The workflow has the following stages:
- imaging
- cataloguing of book information
- entering text the text content of each page into a text field in Drupal
- proofreading
- structured data entry
- XML conversion
The entomological notebooks are given a distinct number, such as n1, n2 etc. The images of each double page also have a running number, which is appended to the notebook number to form the image file name, such as 'n1-001.JPG'. A small program written in Perl is used to convert into this format the image numbering that is done by Canon camera software.
The imaging station is comprised of a Kaiser R1 RSX camera stand with lighting units and a Canon EOS 7 camera connected to a computer.
Smaller versions of the images are produced and shown on the Drupal page, and a thumbnail image of the cover is also produced and shown on the book page. A freeware program called XnView is used to produce the smaller images from large JPG-files or from Canon RAW image file format.
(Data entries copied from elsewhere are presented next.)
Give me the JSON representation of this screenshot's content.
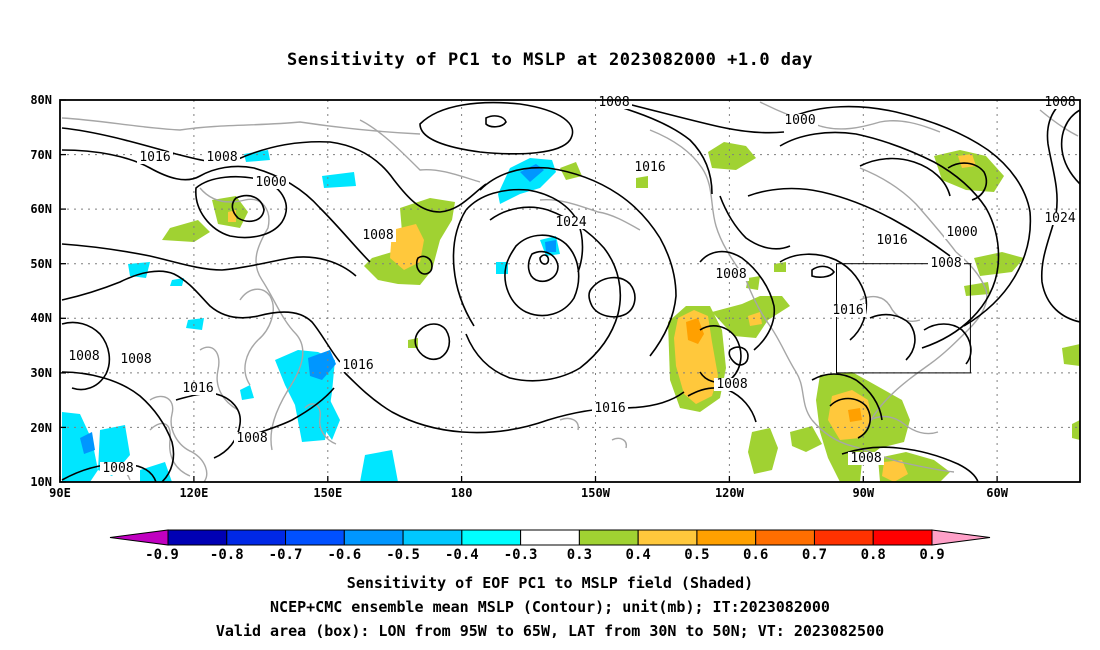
{
  "title": "Sensitivity of PC1 to MSLP at 2023082000 +1.0 day",
  "map": {
    "lat_labels": [
      "80N",
      "70N",
      "60N",
      "50N",
      "40N",
      "30N",
      "20N",
      "10N"
    ],
    "lon_labels": [
      "90E",
      "120E",
      "150E",
      "180",
      "150W",
      "120W",
      "90W",
      "60W"
    ],
    "valid_box": {
      "lon_from": "95W",
      "lon_to": "65W",
      "lat_from": "30N",
      "lat_to": "50N"
    },
    "contour_labels": [
      "1008",
      "1016",
      "1008",
      "1000",
      "1008",
      "1016",
      "1024",
      "1000",
      "1016",
      "1000",
      "1008",
      "1016",
      "1024",
      "1008",
      "1016",
      "1008",
      "1008",
      "1016",
      "1008",
      "1008",
      "1008",
      "1008",
      "1016",
      "1008"
    ]
  },
  "colorbar": {
    "labels": [
      "-0.9",
      "-0.8",
      "-0.7",
      "-0.6",
      "-0.5",
      "-0.4",
      "-0.3",
      "0.3",
      "0.4",
      "0.5",
      "0.6",
      "0.7",
      "0.8",
      "0.9"
    ],
    "colors": [
      "#c000c0",
      "#0000b4",
      "#0028e6",
      "#0050ff",
      "#0096ff",
      "#00c8ff",
      "#00ffff",
      "#ffffff",
      "#a0d232",
      "#ffc83c",
      "#ffa000",
      "#ff6e00",
      "#ff3200",
      "#ff0000",
      "#ffa0c8"
    ]
  },
  "captions": [
    "Sensitivity of EOF PC1 to MSLP field (Shaded)",
    "NCEP+CMC ensemble mean MSLP (Contour); unit(mb); IT:2023082000",
    "Valid area (box): LON from 95W to 65W, LAT from 30N to 50N; VT: 2023082500"
  ]
}
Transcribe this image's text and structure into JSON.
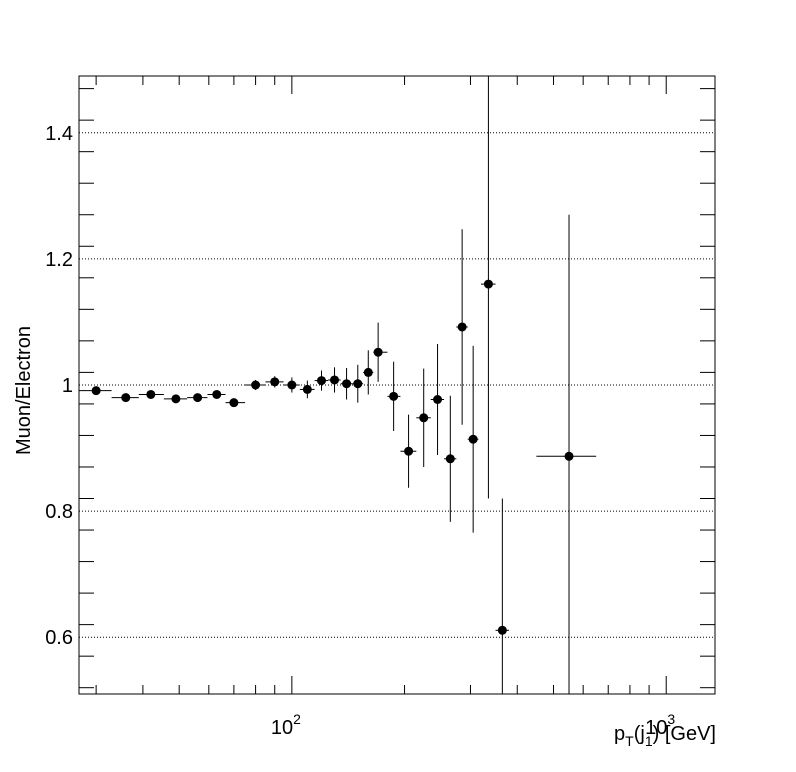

The large JPG images are moved to separate web server and the smaller images, including the thumbnails, are moved to server folders directly accessible to Drupal.
The image file names are also used as Drupal page titles. This allows the generation of tags automatically, so that the images show up as soon as they are moved to appropriate folders on the server.
With the help of the Book module the pages are structured into a two level hierarchy: book metadata on the top level and the notebook page content under each book.
The data entry is done in two phases. In the first phase the text content of each notebook page is entered in a way that reflects the original. The page layout is not necessarily maintained, and parts of the page, like arrows and special underscore lines, may not be reproduced as html.
Some of the notebooks contain text typed with a typewriter. An example of this is the Stockmann collection of entomological notebooks. With these material optical character recognition (OCR) software Abbyy FineReader has been used. With this software text can be read from images into text files. The raw text produced by this OCR method always needs manual editing to some extent.
Proofreading is also part of the process, and this is done in such a way, that each person doing data entry assigns the entered page for proofreading to some other member of the data entry team. The Drupal's Workflow module supports this, and each person doing data entry gets a list of pages assigned to them for proofreading.
In the second phase, structured data entry is done. This is done with an Excel-sheet specially tailored for the purpose. Its fields correspond to ABCD schema elements and its local variant, the FMNH2008 schema. The ready-made spreadsheet files are uploaded to the server as file attachments in to the corresponding pages. A conversion program produces XML files from them, and the relevant XML files can be viewed as linked files attached to the pages. These XML files are also transferred to the Museum's SVN-based repository.